BuddyJesus
Koksnutte
- 16 Juni 2006
- 1.749
- 238
Es ist ja auch unbestritten, dass viele Jahre nahezu alles falsch gelaufen ist in Bezug auf Integration. Aber seit schätzungsweise 2 Jahren, wird dieses Thema endlich öfter aufgegriffen und als wichtig erachtet.
Die Politik bemüht sich, etwas für die Zukunft zu tun, dass es mal besser läuft. Und nun sollten die Eingewanderten auch ihren Teil dazu beitragen.
Es stimmt, dass Integration seit einigen Jahren eine sehr viel wichtigere Thematik ist, als je zuvor. Doch gerade deshalb lässt sich das "Problem" nicht von jetzt auf gleich lösen. Die Unzufriedenheit der deutschen Bevölkerung ist definitiv verständlich, ebenso die wachsende Ungeduld, mit der sie Immigranten mit Sprachdefiziten und mangelndem Integrationswillen gegenübertritt.
Dabei wird oft nicht bedacht, dass im Laufe von 50 Jahren entstandene Versäumnisse, nicht in 3-4 Jahren aufgeholt werden können.

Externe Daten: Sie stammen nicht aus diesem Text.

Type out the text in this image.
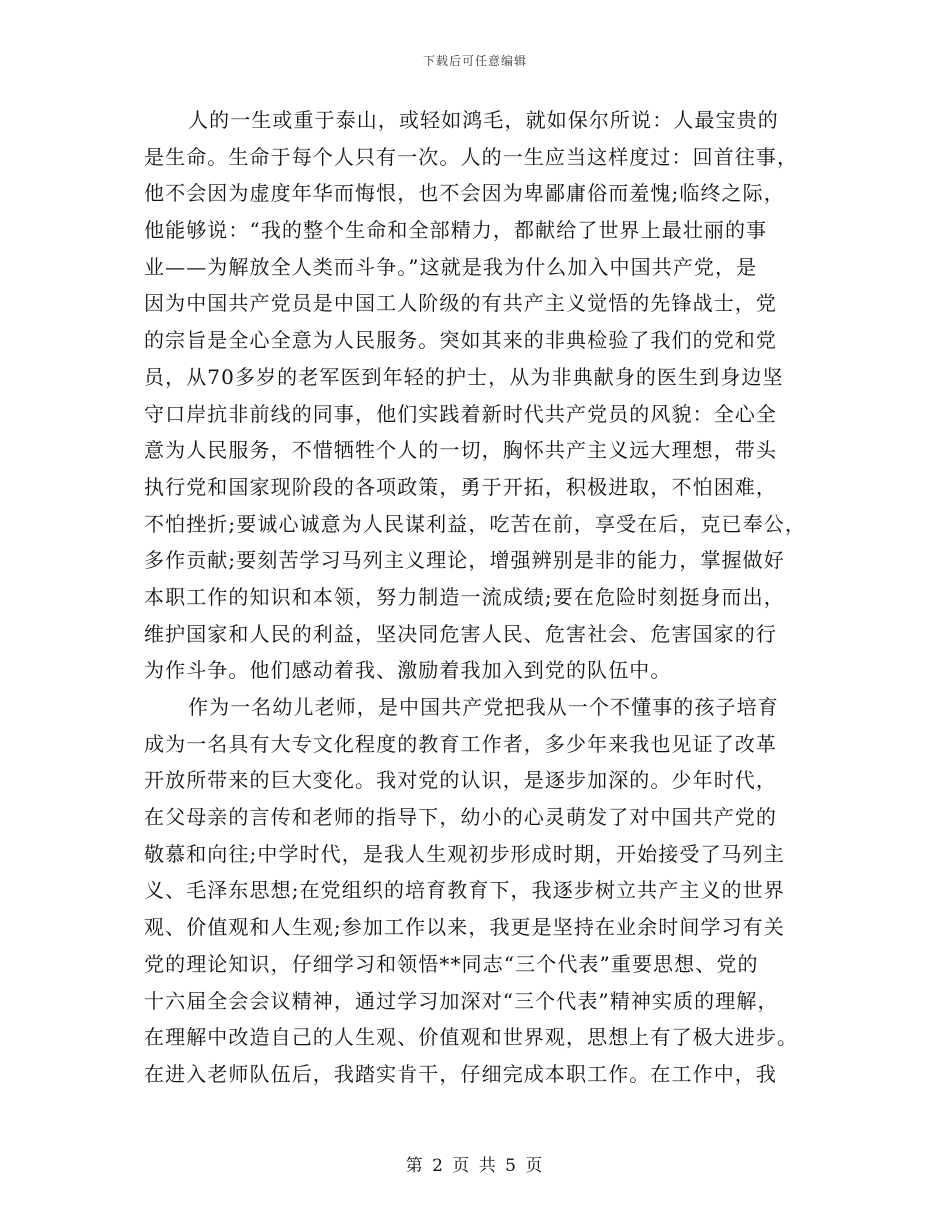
下载后可任意编辑
人的一生或重于泰山，或轻如鸿毛，就如保尔所说：人最宝贵的
是生命。生命于每个人只有一次。人的一生应当这样度过：回首往事，
他不会因为虚度年华而悔恨，也不会因为卑鄙庸俗而羞愧;临终之际，
他能够说：“我的整个生命和全部精力，都献给了世界上最壮丽的事
业——为解放全人类而斗争。”这就是我为什么加入中国共产党，是
因为中国共产党员是中国工人阶级的有共产主义觉悟的先锋战士，党
的宗旨是全心全意为人民服务。突如其来的非典检验了我们的党和党
员，从70多岁的老军医到年轻的护士，从为非典献身的医生到身边坚
守口岸抗非前线的同事，他们实践着新时代共产党员的风貌：全心全
意为人民服务，不惜牺牲个人的一切，胸怀共产主义远大理想，带头
执行党和国家现阶段的各项政策，勇于开拓，积极进取，不怕困难，
不怕挫折;要诚心诚意为人民谋利益，吃苦在前，享受在后，克已奉公，
多作贡献;要刻苦学习马列主义理论，增强辨别是非的能力，掌握做好
本职工作的知识和本领，努力制造一流成绩;要在危险时刻挺身而出，
维护国家和人民的利益，坚决同危害人民、危害社会、危害国家的行
为作斗争。他们感动着我、激励着我加入到党的队伍中。
作为一名幼儿老师，是中国共产党把我从一个不懂事的孩子培育
成为一名具有大专文化程度的教育工作者，多少年来我也见证了改革
开放所带来的巨大变化。我对党的认识，是逐步加深的。少年时代，
在父母亲的言传和老师的指导下，幼小的心灵萌发了对中国共产党的
敬慕和向往;中学时代，是我人生观初步形成时期，开始接受了马列主
义、毛泽东思想;在党组织的培育教育下，我逐步树立共产主义的世界
观、价值观和人生观;参加工作以来，我更是坚持在业余时间学习有关
党的理论知识，仔细学习和领悟**同志“三个代表”重要思想、党的
十六届全会会议精神，通过学习加深对“三个代表”精神实质的理解，
在理解中改造自己的人生观、价值观和世界观，思想上有了极大进步。
在进入老师队伍后，我踏实肯干，仔细完成本职工作。在工作中，我
第 2 页 共 5 页
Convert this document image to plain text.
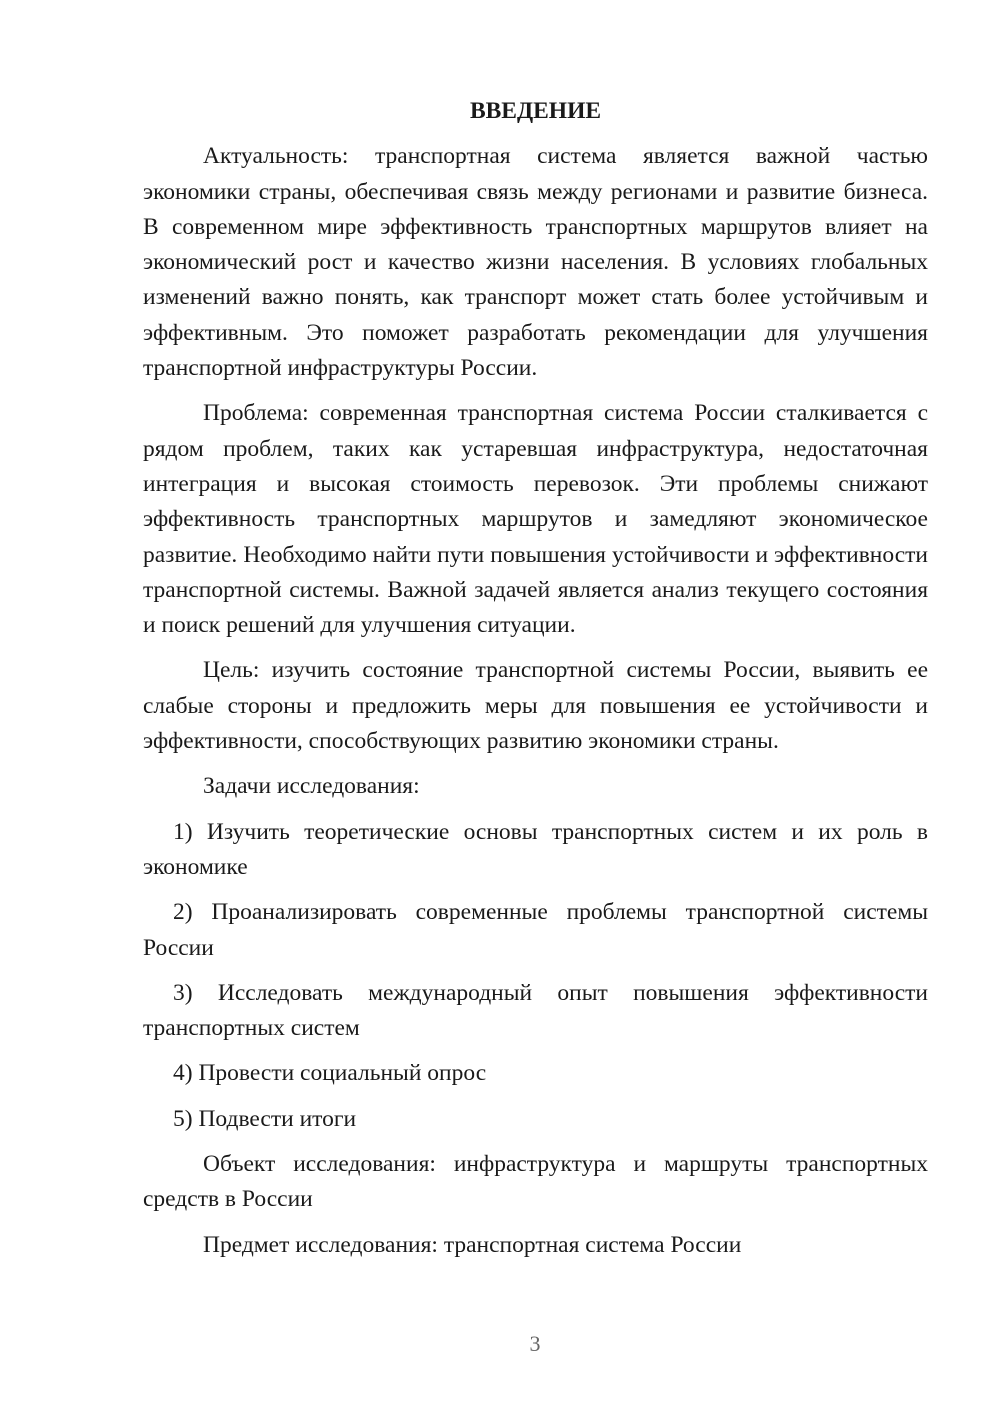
ВВЕДЕНИЕ

Актуальность: транспортная система является важной частью экономики страны, обеспечивая связь между регионами и развитие бизнеса. В современном мире эффективность транспортных маршрутов влияет на экономический рост и качество жизни населения. В условиях глобальных изменений важно понять, как транспорт может стать более устойчивым и эффективным. Это поможет разработать рекомендации для улучшения транспортной инфраструктуры России.

Проблема: современная транспортная система России сталкивается с рядом проблем, таких как устаревшая инфраструктура, недостаточная интеграция и высокая стоимость перевозок. Эти проблемы снижают эффективность транспортных маршрутов и замедляют экономическое развитие. Необходимо найти пути повышения устойчивости и эффективности транспортной системы. Важной задачей является анализ текущего состояния и поиск решений для улучшения ситуации.

Цель: изучить состояние транспортной системы России, выявить ее слабые стороны и предложить меры для повышения ее устойчивости и эффективности, способствующих развитию экономики страны.

Задачи исследования:

1) Изучить теоретические основы транспортных систем и их роль в экономике

2) Проанализировать современные проблемы транспортной системы России

3) Исследовать международный опыт повышения эффективности транспортных систем

4) Провести социальный опрос

5) Подвести итоги

Объект исследования: инфраструктура и маршруты транспортных средств в России

Предмет исследования: транспортная система России

3
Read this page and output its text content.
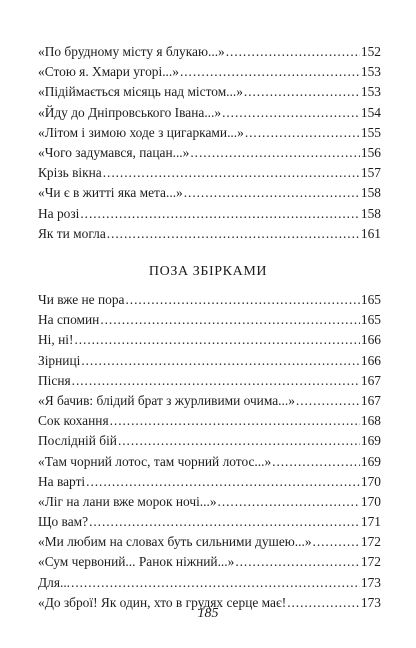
«По брудному місту я блукаю...» . . .	152
«Стою я. Хмари угорі...» . . .	153
«Підіймається місяць над містом...» . . .	153
«Йду до Дніпровського Івана...» . . .	154
«Літом і зимою ходе з цигарками...» . . .	155
«Чого задумався, пацан...» . . .	156
Крізь вікна . . .	157
«Чи є в житті яка мета...» . . .	158
На розі . . .	158
Як ти могла . . .	161
ПОЗА ЗБІРКАМИ
Чи вже не пора . . .	165
На спомин . . .	165
Ні, ні! . . .	166
Зірниці . . .	166
Пісня . . .	167
«Я бачив: блідий брат з журливими очима...» . . .	167
Сок кохання . . .	168
Послідній бій . . .	169
«Там чорний лотос, там чорний лотос...» . . .	169
На варті . . .	170
«Ліг на лани вже морок ночі...» . . .	170
Що вам? . . .	171
«Ми любим на словах буть сильними душею...» . . .	172
«Сум червоний... Ранок ніжний...» . . .	172
Для... . . .	173
«До зброї! Як один, хто в грудях серце має! . . .	173
185
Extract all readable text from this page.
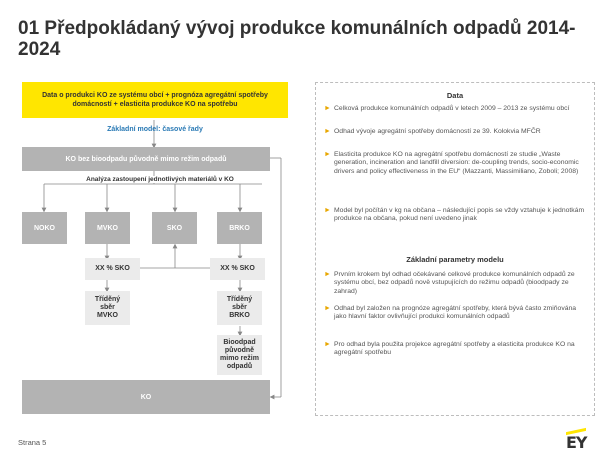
01 Předpokládaný vývoj produkce komunálních odpadů 2014-2024
Data o produkci KO ze systému obcí + prognóza agregátní spotřeby domácností + elasticita produkce KO na spotřebu
Základní model: časové řady
KO bez bioodpadu původně mimo režim odpadů
Analýza zastoupení jednotlivých materiálů v KO
NOKO	MVKO	SKO	BRKO
XX % SKO	XX % SKO
Tříděný sběr MVKO
Tříděný sběr BRKO
Bioodpad původně mimo režim odpadů
KO
Data
► Celková produkce komunálních odpadů v letech 2009 – 2013 ze systému obcí
► Odhad vývoje agregátní spotřeby domácností ze 39. Kolokvia MFČR
► Elasticita produkce KO na agregátní spotřebu domácností ze studie „Waste generation, incineration and landfill diversion: de-coupling trends, socio-economic drivers and policy effectiveness in the EU“ (Mazzanti, Massimiliano, Zoboli; 2008)
► Model byl počítán v kg na občana – následující popis se vždy vztahuje k jednotkám produkce na občana, pokud není uvedeno jinak
Základní parametry modelu
► Prvním krokem byl odhad očekávané celkové produkce komunálních odpadů ze systému obcí, bez odpadů nově vstupujících do režimu odpadů (bioodpady ze zahrad)
► Odhad byl založen na prognóze agregátní spotřeby, která bývá často zmiňována jako hlavní faktor ovlivňující produkci komunálních odpadů
► Pro odhad byla použita projekce agregátní spotřeby a elasticita produkce KO na agregátní spotřebu
Strana 5	EY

Man beschwert sich z.b. über den türkischen Gemüsehändler, der seit 10 Jahren seiner Arbeit in Deutschland nachgeht, ohne ausreichend Deutsch zu beherrschen, weil es einfach nie als nötig angesehen wurde. Plötzlich verlangt man von ihm nicht nur ausreichende Sprachkenntnise, sondern auch (zumindest grobes) Wissen über Geschichte und Entwicklung der BRD.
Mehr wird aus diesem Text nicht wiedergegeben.